6. It’s presumed the Federal government can borrow as many trillions of dollars as it needs to fund retirement and social benefits as far as the eye can see. Please see the article linked above to understand why limits on the Fed’s money printing and buying of governemnt bonds imposes limits on Federal borrowing.
To quote Jackson Browne: Don’t think it won’t happen just because it hasn’t happened yet.
7. Boomers are staying productive longer and keeping their jobs longer. The reasons for this are many, but one consequence is a dearth of opportunities for Gen-Y job seekers. As full-time employment stagnates or even declines, it’s a zero-sum game for the generations: every job a Boomer holds onto is one a Gen-Y applicant can’t get.
A 12-hour a week low-pay part-time job will not support a wage earner or fund a retiree.
8. A Boomer who bought his home for $50,000 decades ago can live very well on $75,000 a year; it’s a different story for Gen-Y. The Boomer has a low mortgage payment (presuming he didn’t extract all the equity in the go-go years) and low property taxes in states with Prop-13-type limits. The Boomer who hits 65 has relatively modest medical expenses as Medicare does all the heavy lifting.

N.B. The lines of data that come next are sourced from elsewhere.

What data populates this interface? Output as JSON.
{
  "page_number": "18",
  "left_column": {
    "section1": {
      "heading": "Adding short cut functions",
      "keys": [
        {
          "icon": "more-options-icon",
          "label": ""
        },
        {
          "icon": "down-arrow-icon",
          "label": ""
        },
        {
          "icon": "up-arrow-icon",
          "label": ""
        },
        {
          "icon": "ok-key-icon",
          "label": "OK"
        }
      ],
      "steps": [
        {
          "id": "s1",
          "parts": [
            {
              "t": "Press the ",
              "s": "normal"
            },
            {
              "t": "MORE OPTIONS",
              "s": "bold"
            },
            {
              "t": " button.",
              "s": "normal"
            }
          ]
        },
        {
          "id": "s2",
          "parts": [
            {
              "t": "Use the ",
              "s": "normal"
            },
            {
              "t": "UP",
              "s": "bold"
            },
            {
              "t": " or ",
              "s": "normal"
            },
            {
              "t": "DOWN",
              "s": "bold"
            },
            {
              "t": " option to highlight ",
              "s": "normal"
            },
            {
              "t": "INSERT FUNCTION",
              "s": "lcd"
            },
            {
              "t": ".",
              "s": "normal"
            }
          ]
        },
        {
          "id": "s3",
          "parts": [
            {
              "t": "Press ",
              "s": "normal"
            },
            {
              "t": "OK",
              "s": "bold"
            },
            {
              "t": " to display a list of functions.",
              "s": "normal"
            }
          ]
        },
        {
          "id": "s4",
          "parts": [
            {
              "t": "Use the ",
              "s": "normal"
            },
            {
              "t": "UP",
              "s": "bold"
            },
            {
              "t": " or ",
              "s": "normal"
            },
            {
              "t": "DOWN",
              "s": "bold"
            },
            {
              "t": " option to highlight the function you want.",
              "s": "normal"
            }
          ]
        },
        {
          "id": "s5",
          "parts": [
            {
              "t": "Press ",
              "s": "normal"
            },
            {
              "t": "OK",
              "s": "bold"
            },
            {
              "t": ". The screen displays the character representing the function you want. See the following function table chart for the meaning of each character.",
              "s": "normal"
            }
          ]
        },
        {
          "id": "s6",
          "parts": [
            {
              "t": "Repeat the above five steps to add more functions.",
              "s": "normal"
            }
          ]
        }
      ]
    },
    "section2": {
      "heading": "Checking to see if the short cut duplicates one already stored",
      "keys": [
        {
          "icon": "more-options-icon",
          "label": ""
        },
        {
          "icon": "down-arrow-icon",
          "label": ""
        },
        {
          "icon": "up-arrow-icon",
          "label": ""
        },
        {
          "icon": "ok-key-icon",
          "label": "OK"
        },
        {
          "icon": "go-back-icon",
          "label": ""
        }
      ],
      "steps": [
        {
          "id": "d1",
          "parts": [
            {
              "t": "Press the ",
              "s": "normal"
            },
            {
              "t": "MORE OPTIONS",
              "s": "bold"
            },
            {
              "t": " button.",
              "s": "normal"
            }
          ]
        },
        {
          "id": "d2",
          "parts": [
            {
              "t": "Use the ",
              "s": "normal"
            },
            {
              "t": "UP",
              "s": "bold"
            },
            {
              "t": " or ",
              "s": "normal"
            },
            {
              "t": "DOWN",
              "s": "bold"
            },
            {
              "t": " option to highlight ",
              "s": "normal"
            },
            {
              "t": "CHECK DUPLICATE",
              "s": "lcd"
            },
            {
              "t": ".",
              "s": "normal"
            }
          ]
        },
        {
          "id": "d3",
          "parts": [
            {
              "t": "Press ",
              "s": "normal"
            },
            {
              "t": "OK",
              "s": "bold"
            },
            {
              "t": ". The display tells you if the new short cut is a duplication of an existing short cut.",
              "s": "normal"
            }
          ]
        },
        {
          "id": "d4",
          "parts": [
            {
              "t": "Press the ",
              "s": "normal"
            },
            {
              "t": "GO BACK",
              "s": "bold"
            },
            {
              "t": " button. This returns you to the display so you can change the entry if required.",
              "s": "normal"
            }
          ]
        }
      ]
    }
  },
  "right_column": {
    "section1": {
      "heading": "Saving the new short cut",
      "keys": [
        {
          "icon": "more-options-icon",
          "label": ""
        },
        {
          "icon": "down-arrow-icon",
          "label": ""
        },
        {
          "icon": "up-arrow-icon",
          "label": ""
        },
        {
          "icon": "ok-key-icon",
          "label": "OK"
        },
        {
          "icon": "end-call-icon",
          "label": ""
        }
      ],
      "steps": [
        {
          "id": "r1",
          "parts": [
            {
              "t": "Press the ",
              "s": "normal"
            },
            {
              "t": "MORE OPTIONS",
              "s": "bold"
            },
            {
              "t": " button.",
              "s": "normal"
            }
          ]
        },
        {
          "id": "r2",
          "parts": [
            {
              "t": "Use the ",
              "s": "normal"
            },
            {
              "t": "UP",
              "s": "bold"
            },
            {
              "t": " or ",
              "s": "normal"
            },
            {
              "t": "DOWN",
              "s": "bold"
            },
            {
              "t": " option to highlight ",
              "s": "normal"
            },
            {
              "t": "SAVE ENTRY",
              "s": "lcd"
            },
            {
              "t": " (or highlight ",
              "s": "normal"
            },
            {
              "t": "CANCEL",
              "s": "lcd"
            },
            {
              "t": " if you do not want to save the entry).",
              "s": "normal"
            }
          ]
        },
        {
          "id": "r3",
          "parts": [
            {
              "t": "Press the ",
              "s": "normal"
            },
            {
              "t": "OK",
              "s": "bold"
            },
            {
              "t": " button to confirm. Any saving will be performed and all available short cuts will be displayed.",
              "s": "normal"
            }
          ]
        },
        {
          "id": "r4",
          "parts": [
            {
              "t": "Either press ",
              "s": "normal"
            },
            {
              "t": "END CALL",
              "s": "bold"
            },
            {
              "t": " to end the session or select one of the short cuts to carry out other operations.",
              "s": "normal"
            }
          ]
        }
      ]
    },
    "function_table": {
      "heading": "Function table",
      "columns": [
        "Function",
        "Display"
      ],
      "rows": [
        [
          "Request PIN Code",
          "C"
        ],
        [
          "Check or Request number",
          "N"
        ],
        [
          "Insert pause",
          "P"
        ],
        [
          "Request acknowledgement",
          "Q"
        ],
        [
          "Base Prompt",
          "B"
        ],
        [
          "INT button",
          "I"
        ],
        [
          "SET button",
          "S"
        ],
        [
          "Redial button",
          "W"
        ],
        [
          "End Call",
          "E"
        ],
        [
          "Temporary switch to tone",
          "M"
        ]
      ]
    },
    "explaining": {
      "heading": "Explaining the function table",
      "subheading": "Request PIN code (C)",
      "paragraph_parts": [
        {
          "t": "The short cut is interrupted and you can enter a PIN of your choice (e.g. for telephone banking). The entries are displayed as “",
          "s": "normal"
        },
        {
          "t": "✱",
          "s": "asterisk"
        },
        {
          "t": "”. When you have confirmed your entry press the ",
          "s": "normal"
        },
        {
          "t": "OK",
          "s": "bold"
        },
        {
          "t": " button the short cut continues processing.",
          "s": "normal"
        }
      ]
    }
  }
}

Low housing and medical expenses leave Boomers with relatively ample discretionary income. The Gen-Y wage earner who takes the same $75,000 a year job is not so fortunate. The Gen-Y wage earner is offered the Boomer’s $50,000 home for $550,000, and crushing property taxes to go with the gargantuan mortgage.
The Gen-Y wage earner typically still has often-monumental student loan debt to pay off, and much higher healthcare expenses as companies offload rising Sickcare costs onto employees. Higher Social Security and Medicare taxes hit Gen-Y square in the financial solar plexus, while retiring Baby Boomers escape these taxes altogether unless they’re still working.
The point is an income that offers a Boomer a middle class lifestyle does not offer a corresponding discretionary income to Gen-Yers. The entire pyramid of well-funded retirement is based on a generational continuation of massive borrowing and discretionary spending.
If that doesn’t happen for structural reasons, the pyramid of well-funded retirement collapses under its own weight.